T *p = NULL, *q = NULL;  // q follows p by one node
p = root;
while (p)
{
    q = p;
    p = p -> next;
}

// q now points to last node
wallyk
+1 I think you beat me to it, if you use `while (p->next)` you don't need the extra variable `q`
Andreas Brinck
Ah I already knew that one but what I meant was lets say you have a linked structure making up a max heap (root element has the largest value). Your tree would have an element somewhere at the very bottom which you would insert after or remove depending on if you are enqueing or dequeing. How do you determine that element? and how do you determine the root node of the tree? (the top one)
bob
If you're using a linked list structure this answer works perfectly. You could add another pointer that is always pointing at the root if you want to always be able to access it. However, you mentioned a tree so now I'm confused.
ChadNC
When I say tree I mean a heap is a complete binary tree. Would this still work accordingly?
bob
A: 

Maybe something like this ?

struct node {
  node *parent;
  node *children[2];
  int data; //or whatever else you want
};

struct heap {
  node *root;
  node *last;
};

This is a lot trickier to implement then just using an array though. Here is a hypothetical add

void add(struct heap* h, int d)
{
  node* add = malloc(sizeof(node));
  add->data = d;
  node* current = h->root;
  while(current->children[1]) current = current->children[1];
  current->children[1] = add;
  add.parent = current;
  add.children[0] = NULL;
  add.children[1] = NULL; 
  h.last = add;
  percolate_up(h);
}

Something like that.

FranticPedantic
the thing is I want to search the binary tree (heap) and figure out what the last position is. I can set the pointer to root from the outset but I would have to do some searching to find the actual last value. Wondering how to go about finding the path to the furthest node in the tree.
bob
the last pointer just points to the last element, and you update it every time you change the heap with an add or remove
FranticPedantic
A: 

The normal method for adding something to a heap structure is to start at the root and "walk" the tree to find the place where the new element goes. When you find where it goes, you put it there, and if that means replacing what's already in that spot, then you take the previous value and keep walking down to find where it goes.
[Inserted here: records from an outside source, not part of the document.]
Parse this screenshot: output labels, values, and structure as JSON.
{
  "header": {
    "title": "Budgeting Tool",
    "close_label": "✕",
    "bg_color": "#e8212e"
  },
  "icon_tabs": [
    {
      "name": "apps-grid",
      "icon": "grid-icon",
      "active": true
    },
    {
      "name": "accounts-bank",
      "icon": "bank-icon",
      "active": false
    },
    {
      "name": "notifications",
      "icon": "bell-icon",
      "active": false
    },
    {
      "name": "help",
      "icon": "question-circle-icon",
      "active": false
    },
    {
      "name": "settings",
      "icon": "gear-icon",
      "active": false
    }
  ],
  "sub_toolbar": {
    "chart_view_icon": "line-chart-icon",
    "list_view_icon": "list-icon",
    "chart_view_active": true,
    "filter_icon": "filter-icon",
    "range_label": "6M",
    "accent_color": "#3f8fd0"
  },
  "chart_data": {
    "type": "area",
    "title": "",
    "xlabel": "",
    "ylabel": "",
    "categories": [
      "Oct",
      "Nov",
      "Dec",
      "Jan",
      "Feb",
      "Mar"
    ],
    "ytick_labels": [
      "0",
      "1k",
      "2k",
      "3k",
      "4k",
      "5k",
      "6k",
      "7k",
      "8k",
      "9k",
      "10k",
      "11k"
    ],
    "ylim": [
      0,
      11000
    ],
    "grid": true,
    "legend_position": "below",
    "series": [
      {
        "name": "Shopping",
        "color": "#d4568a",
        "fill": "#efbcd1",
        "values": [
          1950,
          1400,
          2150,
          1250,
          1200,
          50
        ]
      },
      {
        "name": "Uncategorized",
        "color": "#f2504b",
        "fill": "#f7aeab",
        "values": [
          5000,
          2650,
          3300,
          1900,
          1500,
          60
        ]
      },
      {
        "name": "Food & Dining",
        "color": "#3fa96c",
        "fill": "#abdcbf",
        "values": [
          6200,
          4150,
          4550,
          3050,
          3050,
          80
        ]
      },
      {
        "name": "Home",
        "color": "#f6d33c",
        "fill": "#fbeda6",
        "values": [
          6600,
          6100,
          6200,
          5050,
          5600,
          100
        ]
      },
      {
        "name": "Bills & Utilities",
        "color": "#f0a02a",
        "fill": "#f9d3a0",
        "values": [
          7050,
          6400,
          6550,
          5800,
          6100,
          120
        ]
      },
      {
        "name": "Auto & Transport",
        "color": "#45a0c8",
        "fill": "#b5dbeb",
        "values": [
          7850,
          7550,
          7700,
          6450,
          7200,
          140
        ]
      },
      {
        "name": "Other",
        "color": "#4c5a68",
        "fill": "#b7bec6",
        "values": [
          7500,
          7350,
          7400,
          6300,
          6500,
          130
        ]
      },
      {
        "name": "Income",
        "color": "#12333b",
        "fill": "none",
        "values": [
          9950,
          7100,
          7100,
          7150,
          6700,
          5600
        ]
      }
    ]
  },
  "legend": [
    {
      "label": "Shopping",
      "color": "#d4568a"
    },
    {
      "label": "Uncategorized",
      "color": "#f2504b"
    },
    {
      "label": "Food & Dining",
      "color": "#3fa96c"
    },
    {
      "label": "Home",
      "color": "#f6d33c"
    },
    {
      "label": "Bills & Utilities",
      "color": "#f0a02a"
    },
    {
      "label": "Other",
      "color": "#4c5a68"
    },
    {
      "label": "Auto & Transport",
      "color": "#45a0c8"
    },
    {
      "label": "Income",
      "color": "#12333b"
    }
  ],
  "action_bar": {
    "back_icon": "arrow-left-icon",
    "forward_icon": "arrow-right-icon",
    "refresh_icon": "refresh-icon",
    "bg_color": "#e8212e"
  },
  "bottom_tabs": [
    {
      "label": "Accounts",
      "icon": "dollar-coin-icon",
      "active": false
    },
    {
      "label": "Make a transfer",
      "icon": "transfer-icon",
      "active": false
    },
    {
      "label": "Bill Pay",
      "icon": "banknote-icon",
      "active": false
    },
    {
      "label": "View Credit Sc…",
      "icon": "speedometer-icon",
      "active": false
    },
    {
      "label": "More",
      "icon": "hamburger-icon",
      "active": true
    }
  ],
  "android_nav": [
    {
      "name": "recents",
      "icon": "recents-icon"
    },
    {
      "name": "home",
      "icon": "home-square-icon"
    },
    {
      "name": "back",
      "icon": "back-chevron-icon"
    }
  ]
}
Repeat until you hit a leaf, then add whatever value you're "carrying" as the appropriate child of that leaf.

Suppose your new value was 5 and the root node of the heap held a 10. 5 clearly goes below 10, so you look at the children of 10. Suppose they're 8 and 7. Both are larger than 5, so pick one (how you pick one depends on whether you're trying to keep the heap balanced). Suppose you pick 7, and it has children 3 and 4. 5 goes below 7 but above 3 or 4, so you replace, say, the 4 with 5, then look at that node's children to see where to put the 4. Suppose it has no children, you can just add a new leaf containing 4.

As for your question about how you find the root -- generally the root is the only pointer to the tree that you keep. It's your starting point for all operations. If you started somewhere else, I suppose you could navigate up to the root, but I'd question why.